World Bulletin / News Desk
Germany's second biggest party will announce Sunday the result of their members' high-stakes vote on whether to join Chancellor Angela Merkel's coalition, a decision that will determine her future after five months of political stalemate.
But with the SPD bitterly divided internally over its way forward following abysmal election results in September, it had also promised its more than 460,000 card holders the final say on the accord.
If the rank-and-file of the 153-year-old labour party gives the thumbs up, Merkel could launch her fourth government by mid-March.
If they torpedo the deal, Europe's biggest economy faces snap elections that could hasten an end to Merkel's leadership after 12 years in power.
The SPD's leadership is appealing to members' sense of responsibility to voters as it urges them to approve the coalition deal.
Party chiefs also argue that they have wrested a maximum amount of concessions from the conservatives, including control over the crucial finance and foreign ministries.

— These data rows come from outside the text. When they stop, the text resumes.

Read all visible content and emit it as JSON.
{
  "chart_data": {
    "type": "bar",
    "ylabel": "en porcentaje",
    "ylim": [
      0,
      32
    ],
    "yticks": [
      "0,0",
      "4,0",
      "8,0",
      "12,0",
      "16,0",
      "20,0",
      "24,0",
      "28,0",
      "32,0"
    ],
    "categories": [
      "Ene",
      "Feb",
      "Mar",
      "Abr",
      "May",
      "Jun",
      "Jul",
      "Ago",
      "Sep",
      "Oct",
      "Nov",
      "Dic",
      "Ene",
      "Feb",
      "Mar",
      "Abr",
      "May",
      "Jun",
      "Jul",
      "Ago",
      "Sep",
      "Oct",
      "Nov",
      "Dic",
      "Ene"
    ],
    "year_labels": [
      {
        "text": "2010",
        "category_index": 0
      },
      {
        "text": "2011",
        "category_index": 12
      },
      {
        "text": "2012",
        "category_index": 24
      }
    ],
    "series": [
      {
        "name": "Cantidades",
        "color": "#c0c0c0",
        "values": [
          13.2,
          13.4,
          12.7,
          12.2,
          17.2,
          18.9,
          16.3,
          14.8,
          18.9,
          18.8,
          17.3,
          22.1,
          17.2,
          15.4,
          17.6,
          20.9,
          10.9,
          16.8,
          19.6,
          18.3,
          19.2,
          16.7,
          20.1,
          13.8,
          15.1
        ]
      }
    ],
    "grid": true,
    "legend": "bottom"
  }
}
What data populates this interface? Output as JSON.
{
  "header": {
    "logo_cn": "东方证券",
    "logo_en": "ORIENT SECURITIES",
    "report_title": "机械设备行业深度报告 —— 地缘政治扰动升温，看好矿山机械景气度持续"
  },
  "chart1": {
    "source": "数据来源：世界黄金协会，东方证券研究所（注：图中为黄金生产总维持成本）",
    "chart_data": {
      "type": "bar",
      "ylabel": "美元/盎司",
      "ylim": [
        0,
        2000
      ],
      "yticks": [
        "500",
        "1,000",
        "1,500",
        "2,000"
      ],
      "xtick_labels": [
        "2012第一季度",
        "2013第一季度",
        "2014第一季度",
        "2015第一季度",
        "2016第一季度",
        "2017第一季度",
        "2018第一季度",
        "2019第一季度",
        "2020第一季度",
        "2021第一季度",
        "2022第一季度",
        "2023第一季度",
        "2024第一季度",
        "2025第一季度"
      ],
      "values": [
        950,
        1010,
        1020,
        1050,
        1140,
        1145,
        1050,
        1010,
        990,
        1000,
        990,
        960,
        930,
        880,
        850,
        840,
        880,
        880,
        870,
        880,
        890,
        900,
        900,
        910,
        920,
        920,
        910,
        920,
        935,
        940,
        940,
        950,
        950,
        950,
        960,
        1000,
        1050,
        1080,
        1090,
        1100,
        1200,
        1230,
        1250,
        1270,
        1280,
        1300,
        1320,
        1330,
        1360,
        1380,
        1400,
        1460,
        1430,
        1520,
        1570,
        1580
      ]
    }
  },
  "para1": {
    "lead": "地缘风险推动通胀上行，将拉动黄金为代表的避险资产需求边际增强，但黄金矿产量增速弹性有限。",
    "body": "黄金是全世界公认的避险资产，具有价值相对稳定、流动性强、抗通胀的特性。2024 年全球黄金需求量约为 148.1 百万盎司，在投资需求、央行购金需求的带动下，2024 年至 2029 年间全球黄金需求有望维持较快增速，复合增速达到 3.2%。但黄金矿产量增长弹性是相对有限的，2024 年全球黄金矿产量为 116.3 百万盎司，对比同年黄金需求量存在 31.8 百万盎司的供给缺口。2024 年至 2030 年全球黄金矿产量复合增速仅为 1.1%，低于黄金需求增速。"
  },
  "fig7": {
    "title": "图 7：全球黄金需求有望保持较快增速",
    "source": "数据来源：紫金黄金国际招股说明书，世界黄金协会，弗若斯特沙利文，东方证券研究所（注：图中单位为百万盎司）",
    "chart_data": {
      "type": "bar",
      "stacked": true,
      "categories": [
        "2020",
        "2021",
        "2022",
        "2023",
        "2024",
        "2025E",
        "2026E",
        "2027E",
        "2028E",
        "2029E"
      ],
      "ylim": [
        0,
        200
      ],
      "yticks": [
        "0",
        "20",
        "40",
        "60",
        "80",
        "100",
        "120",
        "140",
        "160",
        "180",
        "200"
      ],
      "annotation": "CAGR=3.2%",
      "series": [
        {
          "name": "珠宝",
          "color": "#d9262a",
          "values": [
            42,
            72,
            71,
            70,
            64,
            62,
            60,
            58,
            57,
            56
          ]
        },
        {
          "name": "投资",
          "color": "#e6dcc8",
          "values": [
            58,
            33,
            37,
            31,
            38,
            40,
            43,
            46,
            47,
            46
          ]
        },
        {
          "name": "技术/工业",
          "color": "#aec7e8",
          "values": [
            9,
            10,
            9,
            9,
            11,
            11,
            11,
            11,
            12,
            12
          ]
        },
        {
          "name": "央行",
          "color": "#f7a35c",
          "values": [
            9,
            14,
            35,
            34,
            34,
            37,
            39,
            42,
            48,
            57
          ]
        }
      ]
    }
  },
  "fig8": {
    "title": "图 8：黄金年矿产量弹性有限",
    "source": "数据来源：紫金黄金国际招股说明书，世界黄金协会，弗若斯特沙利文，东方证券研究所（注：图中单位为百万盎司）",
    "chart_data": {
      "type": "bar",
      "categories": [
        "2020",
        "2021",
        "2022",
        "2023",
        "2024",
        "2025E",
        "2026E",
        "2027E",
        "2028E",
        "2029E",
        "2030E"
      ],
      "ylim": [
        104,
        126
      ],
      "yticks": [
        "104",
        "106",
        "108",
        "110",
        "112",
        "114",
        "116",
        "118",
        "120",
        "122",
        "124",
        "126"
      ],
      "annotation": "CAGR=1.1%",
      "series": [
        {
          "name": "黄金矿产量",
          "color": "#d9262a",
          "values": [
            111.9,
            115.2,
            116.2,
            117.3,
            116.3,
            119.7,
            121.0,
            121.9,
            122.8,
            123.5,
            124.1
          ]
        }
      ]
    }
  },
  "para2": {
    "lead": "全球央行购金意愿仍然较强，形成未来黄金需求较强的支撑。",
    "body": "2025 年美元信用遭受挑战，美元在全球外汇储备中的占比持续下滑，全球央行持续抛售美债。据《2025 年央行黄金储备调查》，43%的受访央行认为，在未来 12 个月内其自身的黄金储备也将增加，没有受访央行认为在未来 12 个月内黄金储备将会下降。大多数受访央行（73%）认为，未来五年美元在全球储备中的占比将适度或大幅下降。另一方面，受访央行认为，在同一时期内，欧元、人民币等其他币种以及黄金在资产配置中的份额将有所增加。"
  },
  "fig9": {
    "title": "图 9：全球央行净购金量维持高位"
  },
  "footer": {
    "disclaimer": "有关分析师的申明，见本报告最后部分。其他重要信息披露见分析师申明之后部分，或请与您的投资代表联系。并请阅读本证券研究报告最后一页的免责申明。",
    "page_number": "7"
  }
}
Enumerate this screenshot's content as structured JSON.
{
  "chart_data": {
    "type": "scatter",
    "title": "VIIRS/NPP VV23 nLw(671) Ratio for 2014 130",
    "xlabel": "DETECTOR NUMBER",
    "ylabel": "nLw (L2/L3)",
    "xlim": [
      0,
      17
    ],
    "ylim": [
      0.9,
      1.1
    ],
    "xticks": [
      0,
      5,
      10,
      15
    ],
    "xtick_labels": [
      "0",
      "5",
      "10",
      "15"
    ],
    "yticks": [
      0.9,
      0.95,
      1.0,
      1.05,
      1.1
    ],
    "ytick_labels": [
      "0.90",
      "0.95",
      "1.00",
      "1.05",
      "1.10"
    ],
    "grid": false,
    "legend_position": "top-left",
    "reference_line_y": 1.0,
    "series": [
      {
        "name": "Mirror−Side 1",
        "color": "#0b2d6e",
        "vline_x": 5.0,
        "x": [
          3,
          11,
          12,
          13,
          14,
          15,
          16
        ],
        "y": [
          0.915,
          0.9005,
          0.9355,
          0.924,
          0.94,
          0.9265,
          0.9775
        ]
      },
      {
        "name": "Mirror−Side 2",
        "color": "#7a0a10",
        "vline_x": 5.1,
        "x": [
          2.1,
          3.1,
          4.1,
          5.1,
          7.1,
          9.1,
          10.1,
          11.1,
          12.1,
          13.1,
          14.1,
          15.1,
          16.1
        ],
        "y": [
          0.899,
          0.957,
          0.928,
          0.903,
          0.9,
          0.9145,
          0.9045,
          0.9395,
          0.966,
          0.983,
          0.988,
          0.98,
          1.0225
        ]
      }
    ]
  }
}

A survey published by YouGov in the final days of the voting, which began on February 20 and closed Friday, suggested that the yes camp is slightly ahead, with 56 percent of SPD supporters among the public backing a new partnership with Merkel.
It is not clear whether card-carrying SPD members are equally open to the deal.
Top SPD politicians including Foreign Minister Sigmar Gabriel have also voiced confidence that members will plump for a new round in government.
But the SPD's young members have spearheaded a rebellion, with the party's youth wing leader criss-crossing the country over the last weeks making an impassioned case against the coalition.
They argue that governing for another four years under Merkel's shadow would sound the death knell for the party.